A theory must be convincing and scientific. Yet to various people, various theories are convincing and scientific. Therefore we need a number of theories.
The alternative to not-gardening without a theory is to garden. However, it is much easier to have a theory than actually to garden.
Marxist Theory
Capitalists try to corrupt the minds of the toiling masses and to poison them with their reactionary “values.” They want to “convince” workers that gardening is a great “pleasure” and thereby to keep them busy in their leisure time and to prevent them from making the proletarian revolution. Besides, they want to make them believe that with their miserable plot of land they are really “owners” and not wage-earners, and so to win them over to the side of the owners in the class struggle. To garden is therefore to participate in the great plot aiming at the ideological deception of the masses. Do not garden! Q.E.D.
Psychoanalytical Theory
Fondness for gardening is a typically English quality. It is easy to see why this is so. England was the first country of the industrial revolution. The industrial revolution killed the natural environment. Nature is the symbol of Mother. By killing Nature, the English people committed matricide. They are subconsciously haunted by the feeling of guilt and they try to expatiate their crime by cultivating and worshipping their small, pseudo¬natural gardens. To garden is to take part in this gigantic self-deception which perpetuates the childish myth. You must not garden. Q.E.D.
Existentialist Theory
People garden in order to make nature human, to “civilize” it. This, however, is a desperate and futile attempt to transform being-in-itself into being-for-itself. This is not only ontologically impossible; it is a deceptive, morally inadmissible escape from reality, as the distinction between being-in-itself and being-for-itself cannot be abolished. To garden, or to imagine that one can “humanize” Nature, is to try to efface this distinction and hopelessly to deny one’s own irreducibly human ontological status. To garden is to live in bad faith. Gardening is wrong. Q.E.D.
Structuralist Theory
In primitive societies life was divided into the pair of opposites work/leisure, which corresponded to the distinction field/house. People worked in the field and rested at home. In modern societies the axis of opposition has been reversed: people work in houses (factories, offices) and rest in the open (gardens, parks, forests, rivers, etc.). This distinction is crucial in maintaining the conceptual framework whereby people structure their lives. To garden is to confuse the distinction between house and field, between leisure and work; it is to blur, indeed to destroy, the oppositional structure which is the condition of thinking. Gardening is a blunder. Q.E.D.
Analytical Philosophy
In spite of many attempts, no satisfactory definition of garden and of gardening has been found; all existing definitions leave a large area of uncertainty about what belongs where. We simply do not know what exactly a garden and gardening are. To use these concepts is therefore intellectually irresponsible, and actually to garden would be even more so. Thou shalt not garden. Q.E.D.

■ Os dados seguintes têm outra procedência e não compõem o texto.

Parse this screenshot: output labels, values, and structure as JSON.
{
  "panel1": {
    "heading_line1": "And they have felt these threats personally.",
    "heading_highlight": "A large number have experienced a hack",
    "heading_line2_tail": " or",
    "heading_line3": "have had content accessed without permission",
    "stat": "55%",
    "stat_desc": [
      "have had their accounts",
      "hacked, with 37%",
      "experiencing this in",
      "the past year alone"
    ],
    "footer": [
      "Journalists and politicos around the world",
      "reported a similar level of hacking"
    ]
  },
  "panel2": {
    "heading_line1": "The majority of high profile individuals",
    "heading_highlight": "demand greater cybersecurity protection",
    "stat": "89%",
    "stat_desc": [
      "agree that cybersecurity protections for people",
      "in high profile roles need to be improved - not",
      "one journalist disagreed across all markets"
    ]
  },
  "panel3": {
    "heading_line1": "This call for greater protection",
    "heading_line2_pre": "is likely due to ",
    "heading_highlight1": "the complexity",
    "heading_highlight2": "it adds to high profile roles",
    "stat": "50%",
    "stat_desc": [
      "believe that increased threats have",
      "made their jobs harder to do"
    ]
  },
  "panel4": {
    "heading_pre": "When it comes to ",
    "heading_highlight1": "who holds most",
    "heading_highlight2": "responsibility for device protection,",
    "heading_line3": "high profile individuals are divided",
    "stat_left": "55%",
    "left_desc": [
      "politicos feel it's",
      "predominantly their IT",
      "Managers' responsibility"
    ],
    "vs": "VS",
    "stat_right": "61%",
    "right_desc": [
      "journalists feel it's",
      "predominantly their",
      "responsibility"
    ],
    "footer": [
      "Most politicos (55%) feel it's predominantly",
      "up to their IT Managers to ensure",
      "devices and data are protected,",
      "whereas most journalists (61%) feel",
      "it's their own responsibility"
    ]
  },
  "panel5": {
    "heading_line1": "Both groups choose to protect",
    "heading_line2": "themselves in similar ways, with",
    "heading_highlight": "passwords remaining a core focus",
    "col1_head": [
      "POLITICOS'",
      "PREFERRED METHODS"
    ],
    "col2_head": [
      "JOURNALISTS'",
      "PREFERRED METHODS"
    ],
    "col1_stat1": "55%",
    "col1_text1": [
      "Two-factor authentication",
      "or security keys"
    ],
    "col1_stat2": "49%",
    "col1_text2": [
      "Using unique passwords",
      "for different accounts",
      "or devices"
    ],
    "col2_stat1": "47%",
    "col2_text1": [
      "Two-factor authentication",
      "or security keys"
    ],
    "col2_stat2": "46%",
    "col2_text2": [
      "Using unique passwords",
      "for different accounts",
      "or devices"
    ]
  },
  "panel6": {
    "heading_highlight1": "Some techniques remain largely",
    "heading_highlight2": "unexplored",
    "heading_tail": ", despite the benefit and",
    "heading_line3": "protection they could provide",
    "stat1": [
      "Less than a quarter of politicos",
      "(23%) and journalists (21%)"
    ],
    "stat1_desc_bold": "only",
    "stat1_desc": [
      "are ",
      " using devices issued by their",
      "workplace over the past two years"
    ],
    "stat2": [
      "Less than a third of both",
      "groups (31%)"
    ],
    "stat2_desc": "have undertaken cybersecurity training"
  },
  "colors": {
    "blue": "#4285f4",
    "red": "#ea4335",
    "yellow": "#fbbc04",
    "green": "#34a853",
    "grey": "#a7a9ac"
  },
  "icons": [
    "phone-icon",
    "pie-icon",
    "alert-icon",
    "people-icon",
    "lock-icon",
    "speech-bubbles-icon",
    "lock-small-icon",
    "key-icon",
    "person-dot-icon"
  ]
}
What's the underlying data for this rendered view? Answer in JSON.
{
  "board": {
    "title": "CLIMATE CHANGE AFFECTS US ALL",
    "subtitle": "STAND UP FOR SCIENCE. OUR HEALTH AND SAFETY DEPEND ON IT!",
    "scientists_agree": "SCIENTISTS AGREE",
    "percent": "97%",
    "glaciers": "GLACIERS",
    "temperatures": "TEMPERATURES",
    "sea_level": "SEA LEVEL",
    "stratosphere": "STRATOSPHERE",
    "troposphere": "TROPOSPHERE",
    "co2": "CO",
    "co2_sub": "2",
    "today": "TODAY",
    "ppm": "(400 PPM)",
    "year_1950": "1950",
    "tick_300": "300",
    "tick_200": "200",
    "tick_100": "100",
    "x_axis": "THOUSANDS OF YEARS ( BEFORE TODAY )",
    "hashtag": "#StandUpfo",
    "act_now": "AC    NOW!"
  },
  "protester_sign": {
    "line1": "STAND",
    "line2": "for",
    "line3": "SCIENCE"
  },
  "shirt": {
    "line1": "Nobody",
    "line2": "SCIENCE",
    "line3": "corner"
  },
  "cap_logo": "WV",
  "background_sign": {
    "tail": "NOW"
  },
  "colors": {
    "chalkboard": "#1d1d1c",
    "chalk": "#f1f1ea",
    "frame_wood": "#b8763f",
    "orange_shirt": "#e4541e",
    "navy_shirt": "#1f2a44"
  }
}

Bom, ao menos a Dicta&Contradicta deu sua contribuição e lembrou-se de homenagear “mais um intelectual polonês que morreu no exílio”.

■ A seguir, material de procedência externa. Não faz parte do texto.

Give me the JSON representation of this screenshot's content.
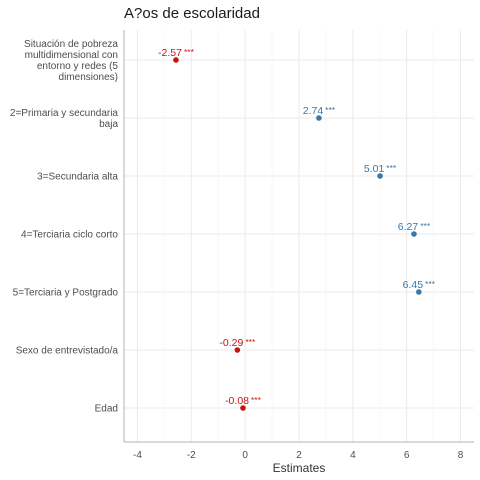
{
  "chart_data": {
    "type": "scatter",
    "title": "A?os de escolaridad",
    "xlabel": "Estimates",
    "xlim": [
      -4.5,
      8.5
    ],
    "xticks": [
      -4,
      -2,
      0,
      2,
      4,
      6,
      8
    ],
    "grid": true,
    "colors": {
      "positive": "#3a77aa",
      "negative": "#cc1111"
    },
    "terms": [
      {
        "label": [
          "Situación de pobreza",
          "multidimensional con",
          "entorno y redes (5",
          "dimensiones)"
        ],
        "estimate": -2.57,
        "display": "-2.57",
        "sig": "***",
        "sign": "negative"
      },
      {
        "label": [
          "2=Primaria y secundaria",
          "baja"
        ],
        "estimate": 2.74,
        "display": "2.74",
        "sig": "***",
        "sign": "positive"
      },
      {
        "label": [
          "3=Secundaria alta"
        ],
        "estimate": 5.01,
        "display": "5.01",
        "sig": "***",
        "sign": "positive"
      },
      {
        "label": [
          "4=Terciaria ciclo corto"
        ],
        "estimate": 6.27,
        "display": "6.27",
        "sig": "***",
        "sign": "positive"
      },
      {
        "label": [
          "5=Terciaria y Postgrado"
        ],
        "estimate": 6.45,
        "display": "6.45",
        "sig": "***",
        "sign": "positive"
      },
      {
        "label": [
          "Sexo de entrevistado/a"
        ],
        "estimate": -0.29,
        "display": "-0.29",
        "sig": "***",
        "sign": "negative"
      },
      {
        "label": [
          "Edad"
        ],
        "estimate": -0.08,
        "display": "-0.08",
        "sig": "***",
        "sign": "negative"
      }
    ]
  }
}
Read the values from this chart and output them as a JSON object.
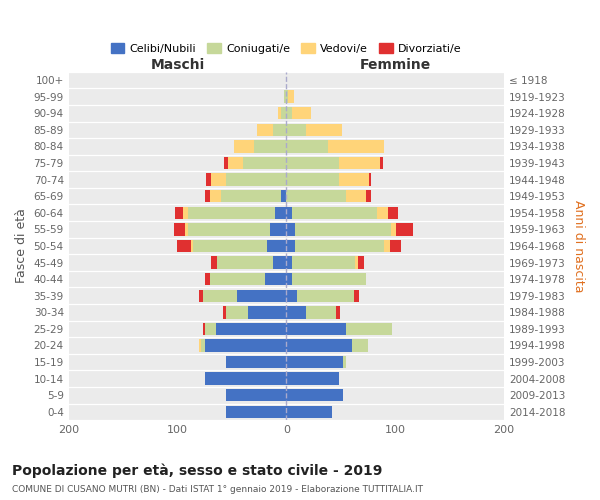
{
  "age_groups": [
    "0-4",
    "5-9",
    "10-14",
    "15-19",
    "20-24",
    "25-29",
    "30-34",
    "35-39",
    "40-44",
    "45-49",
    "50-54",
    "55-59",
    "60-64",
    "65-69",
    "70-74",
    "75-79",
    "80-84",
    "85-89",
    "90-94",
    "95-99",
    "100+"
  ],
  "birth_years": [
    "2014-2018",
    "2009-2013",
    "2004-2008",
    "1999-2003",
    "1994-1998",
    "1989-1993",
    "1984-1988",
    "1979-1983",
    "1974-1978",
    "1969-1973",
    "1964-1968",
    "1959-1963",
    "1954-1958",
    "1949-1953",
    "1944-1948",
    "1939-1943",
    "1934-1938",
    "1929-1933",
    "1924-1928",
    "1919-1923",
    "≤ 1918"
  ],
  "maschi": {
    "celibi": [
      55,
      55,
      75,
      55,
      75,
      65,
      35,
      45,
      20,
      12,
      18,
      15,
      10,
      5,
      0,
      0,
      0,
      0,
      0,
      0,
      0
    ],
    "coniugati": [
      0,
      0,
      0,
      0,
      3,
      10,
      20,
      32,
      50,
      52,
      68,
      75,
      80,
      55,
      55,
      40,
      30,
      12,
      5,
      2,
      0
    ],
    "vedovi": [
      0,
      0,
      0,
      0,
      2,
      0,
      0,
      0,
      0,
      0,
      2,
      3,
      5,
      10,
      14,
      14,
      18,
      15,
      3,
      0,
      0
    ],
    "divorziati": [
      0,
      0,
      0,
      0,
      0,
      2,
      3,
      3,
      5,
      5,
      12,
      10,
      7,
      5,
      5,
      3,
      0,
      0,
      0,
      0,
      0
    ]
  },
  "femmine": {
    "nubili": [
      42,
      52,
      48,
      52,
      60,
      55,
      18,
      10,
      5,
      5,
      8,
      8,
      5,
      0,
      0,
      0,
      0,
      0,
      0,
      0,
      0
    ],
    "coniugate": [
      0,
      0,
      0,
      3,
      15,
      42,
      28,
      52,
      68,
      58,
      82,
      88,
      78,
      55,
      48,
      48,
      38,
      18,
      5,
      2,
      0
    ],
    "vedove": [
      0,
      0,
      0,
      0,
      0,
      0,
      0,
      0,
      0,
      3,
      5,
      5,
      10,
      18,
      28,
      38,
      52,
      33,
      18,
      5,
      0
    ],
    "divorziate": [
      0,
      0,
      0,
      0,
      0,
      0,
      3,
      5,
      0,
      5,
      10,
      15,
      10,
      5,
      2,
      3,
      0,
      0,
      0,
      0,
      0
    ]
  },
  "colors": {
    "celibi": "#4472C4",
    "coniugati": "#C6D89A",
    "vedovi": "#FFD479",
    "divorziati": "#E03030"
  },
  "title": "Popolazione per età, sesso e stato civile - 2019",
  "subtitle": "COMUNE DI CUSANO MUTRI (BN) - Dati ISTAT 1° gennaio 2019 - Elaborazione TUTTITALIA.IT",
  "maschi_label": "Maschi",
  "femmine_label": "Femmine",
  "ylabel_left": "Fasce di età",
  "ylabel_right": "Anni di nascita",
  "legend_labels": [
    "Celibi/Nubili",
    "Coniugati/e",
    "Vedovi/e",
    "Divorziati/e"
  ],
  "xlim": 200
}
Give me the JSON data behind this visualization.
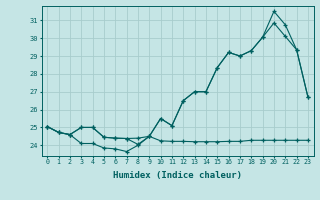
{
  "xlabel": "Humidex (Indice chaleur)",
  "bg_color": "#c5e5e5",
  "grid_color": "#a8cccc",
  "line_color": "#006060",
  "xlim": [
    -0.5,
    23.5
  ],
  "ylim": [
    23.4,
    31.8
  ],
  "yticks": [
    24,
    25,
    26,
    27,
    28,
    29,
    30,
    31
  ],
  "xticks": [
    0,
    1,
    2,
    3,
    4,
    5,
    6,
    7,
    8,
    9,
    10,
    11,
    12,
    13,
    14,
    15,
    16,
    17,
    18,
    19,
    20,
    21,
    22,
    23
  ],
  "line1_x": [
    0,
    1,
    2,
    3,
    4,
    5,
    6,
    7,
    8,
    9,
    10,
    11,
    12,
    13,
    14,
    15,
    16,
    17,
    18,
    19,
    20,
    21,
    22,
    23
  ],
  "line1_y": [
    25.05,
    24.72,
    24.6,
    24.1,
    24.1,
    23.85,
    23.8,
    23.65,
    24.0,
    24.5,
    25.5,
    25.1,
    26.5,
    27.0,
    27.0,
    28.35,
    29.2,
    29.0,
    29.3,
    30.05,
    31.5,
    30.75,
    29.35,
    26.7
  ],
  "line2_x": [
    0,
    1,
    2,
    3,
    4,
    5,
    6,
    7,
    8,
    9,
    10,
    11,
    12,
    13,
    14,
    15,
    16,
    17,
    18,
    19,
    20,
    21,
    22,
    23
  ],
  "line2_y": [
    25.05,
    24.72,
    24.6,
    25.0,
    25.0,
    24.45,
    24.4,
    24.38,
    24.4,
    24.5,
    25.5,
    25.1,
    26.5,
    27.0,
    27.0,
    28.35,
    29.2,
    29.0,
    29.3,
    30.05,
    30.85,
    30.1,
    29.35,
    26.7
  ],
  "line3_x": [
    0,
    1,
    2,
    3,
    4,
    5,
    6,
    7,
    8,
    9,
    10,
    11,
    12,
    13,
    14,
    15,
    16,
    17,
    18,
    19,
    20,
    21,
    22,
    23
  ],
  "line3_y": [
    25.05,
    24.72,
    24.6,
    25.0,
    25.0,
    24.45,
    24.4,
    24.38,
    24.05,
    24.5,
    24.25,
    24.22,
    24.22,
    24.2,
    24.2,
    24.2,
    24.22,
    24.22,
    24.28,
    24.28,
    24.28,
    24.28,
    24.28,
    24.28
  ]
}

Já é grande coisa, pessoal. Continuem com o bom trabalho.
Ele e o Henrique teriam sido bons amigos.
Texto genial, if you get the point!
Sensacional !!!
A editora Civilização Brasileira está com um projeto de publicação das obras dele: http://www.record.com.br/novidades_cada.asp?id_novidade=167 .
Caros,
Tomei a liberdade de traduzir o texto de Kolakowski e de publicá-lo no meu blog “Observatório de Piratininga”.

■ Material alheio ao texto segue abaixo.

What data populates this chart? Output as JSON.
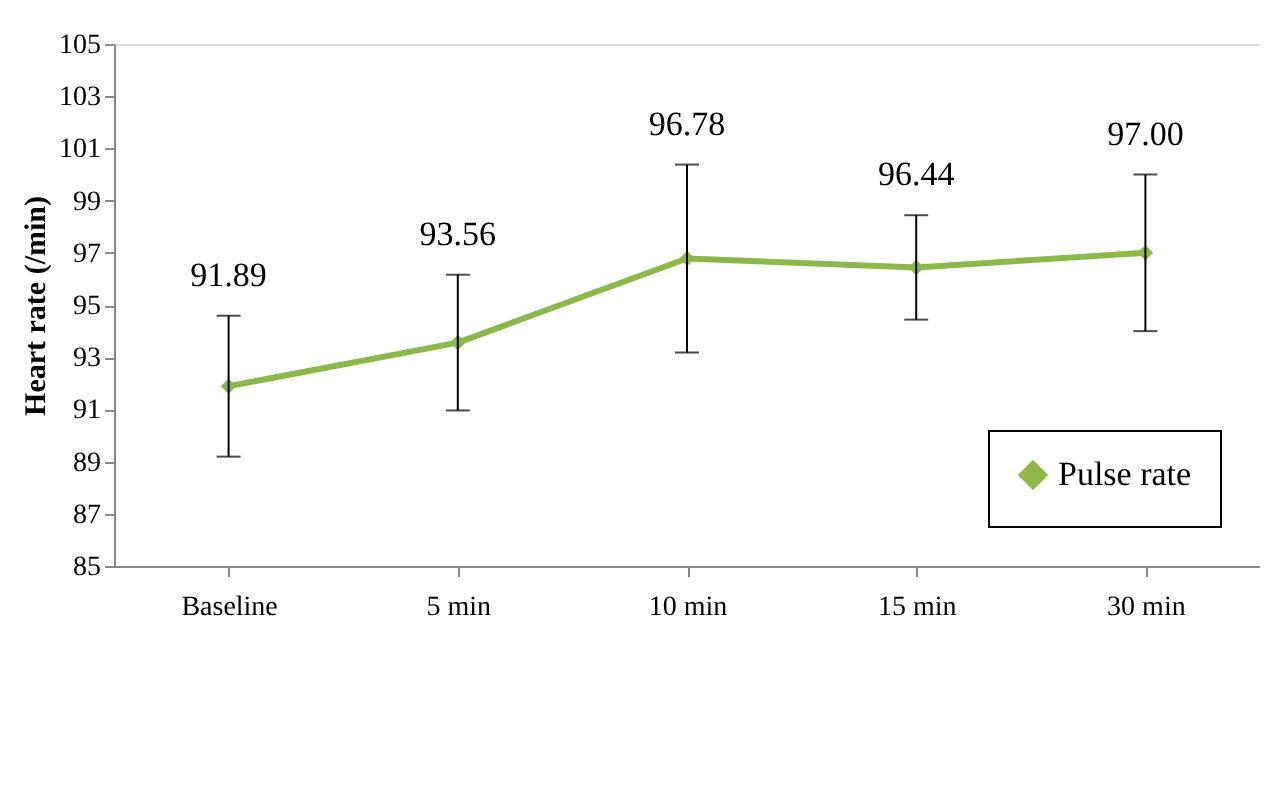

Agora sim, o endereço correto: http://observatoriodepiratininga.blogspot.com
Guilherme, O Globo publicou um obituário também, até mais significativo que a notinha da Veja – ainda que muito aquém dos obituários anglo-saxões, de fato.
Mas aparentemente nem na página da Dicta ele é assim tão bem frequentado hehe: cliquei na tag referente ao homem e notei que os links para Thompson x Kolakowsky em “O Fim da Utopia” estão quebrados, simplesmente. Como o post é de 28 de julho, parece mesmo que até a massa erudita foge de textos longos em blogs – ninguém reparou, ninguém clicou nos links…
Abraços.
Felipe:
os links para os textos do Kolakowski e do Thompson estão “quebrados” devido a problemas do servidor da revista Social Register, não por causa dos links em si.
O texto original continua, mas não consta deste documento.